Grüne halten Spahn für "ungeeignet"
Die Grünen üben scharfe Kritik an der Regierungskoalition. "Es ist absolut inakzeptabel, dass die CDU-Fraktion ihre Unterstützung zurückgezogen hat und eine Wahl von Frauke Brosius-Gersdorf jetzt kategorisch ablehnt", erklärten die Fraktionschefinnen Katharina Dröge und Britta Haßelmann. Die Verantwortung trage Jens Spahn als Unions-Fraktionsvorsitzender. Dieser sei "ungeeignet für eine solch verantwortungsvolle Aufgabe". Kritisch sehen Dröge und Haßelmann auch die SPD. "Wir fragen uns, wieso die SPD offenbar bereit war, ein Nein der CDU zu akzeptieren. Dieses Verhalten ist schwach."
Neben Brosius-Gersdorf hatte die SPD noch die Staatsrechtlerin Ann-Kathrin Kaufhold aufgestellt, die Union hatte den Bundesarbeitsrichter Günter Spinner nominiert. Die Grünen-Fraktion will nun an den anderen beiden Kandidaten festhalten.

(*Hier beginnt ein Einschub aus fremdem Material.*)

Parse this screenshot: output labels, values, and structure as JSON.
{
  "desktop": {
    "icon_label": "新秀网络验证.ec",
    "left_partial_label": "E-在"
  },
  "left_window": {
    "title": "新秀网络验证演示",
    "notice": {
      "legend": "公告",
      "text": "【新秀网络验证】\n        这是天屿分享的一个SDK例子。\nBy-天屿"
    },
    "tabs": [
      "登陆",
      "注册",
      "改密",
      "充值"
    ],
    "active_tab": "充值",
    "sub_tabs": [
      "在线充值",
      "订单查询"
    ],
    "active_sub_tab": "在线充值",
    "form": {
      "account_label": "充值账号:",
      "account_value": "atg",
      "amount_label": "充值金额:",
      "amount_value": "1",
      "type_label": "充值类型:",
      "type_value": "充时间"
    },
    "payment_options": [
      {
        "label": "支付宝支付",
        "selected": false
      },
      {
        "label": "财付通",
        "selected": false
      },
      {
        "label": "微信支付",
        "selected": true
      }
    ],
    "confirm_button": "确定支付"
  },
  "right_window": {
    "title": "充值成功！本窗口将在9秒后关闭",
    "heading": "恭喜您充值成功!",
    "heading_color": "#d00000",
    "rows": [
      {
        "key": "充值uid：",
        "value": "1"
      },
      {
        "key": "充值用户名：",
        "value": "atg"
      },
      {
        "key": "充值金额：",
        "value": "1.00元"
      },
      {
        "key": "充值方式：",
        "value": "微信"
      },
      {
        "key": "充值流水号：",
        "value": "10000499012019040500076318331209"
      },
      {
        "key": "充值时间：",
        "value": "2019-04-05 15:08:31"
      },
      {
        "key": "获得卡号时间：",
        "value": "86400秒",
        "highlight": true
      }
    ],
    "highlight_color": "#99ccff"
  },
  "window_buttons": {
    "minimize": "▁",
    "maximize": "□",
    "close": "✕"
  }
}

Linke kritisieren "rechte Hetzkampagne"
Linken-Fraktionsvorsitzende Heidi Reichinnek äußerte sich auf Instagram entsetzt, dass "eine rechte Hetzkampagne eine angesehene Juristin in die Knie gezwungen" habe. Reichinnek sprach von einem "Drehbuch Rechtsextremer und ihrer willfährigen konservativen Helfer:innen".
Die Linke forderte Union und SPD zu Gesprächen über die Besetzung der drei Richterposten am Bundesverfassungsgericht auf. Die Stimmen der Linken und der Grünen im Bundestag sind für eine Zwei-Drittel-Mehrheit rechnerisch nötig, wenn Union und SPD für die Richterwahl nicht auf die AfD angewiesen sein wollen.
SPD-Fraktion bedauert Rückzug und kritisiert Union
Die SPD-Fraktion bedauert den Rückzug von Richterkandidatin Frauke Brosius-Gersdorf und fordert zugleich mehr Verlässlichkeit vom Koalitionspartner Union. "Wir werden als SPD-Bundestagsfraktion einen neuen Vorschlag für eine geeignete Besetzung unterbreiten, weiterhin mit klarer Orientierung an fachlicher Exzellenz", kündigte Fraktionschef Matthias Miersch an. Dass sich Brosius-Gersdorf aus dem Verfahren zurückziehe, sei ein alarmierendes Signal für die politische Kultur und auch für die Unabhängigkeit der Institutionen. Die Unionsfraktion habe nicht einmal ein persönliches Gespräch mit der Kandidatin ermöglicht, so Miersch.
"So ein Vorfall darf sich nicht wiederholen", sagte SPD-Chef Lars Klingbeil. Er verlangte von der Union eine Aufarbeitung des Vorgangs. "Es gab in den Fraktionen im Parlament immer einen breiten Konsens der demokratischen Mitte, dass wir Richterinnen und Richter aufstellen, dass wir sie wählen, dass wir Entscheidungen gemeinsam treffen", erklärte Vizekanzler Klingbeil dazu. Die "persönliche Entscheidung" des Rückzugs von Brosius-Gersdorf aber respektiere er.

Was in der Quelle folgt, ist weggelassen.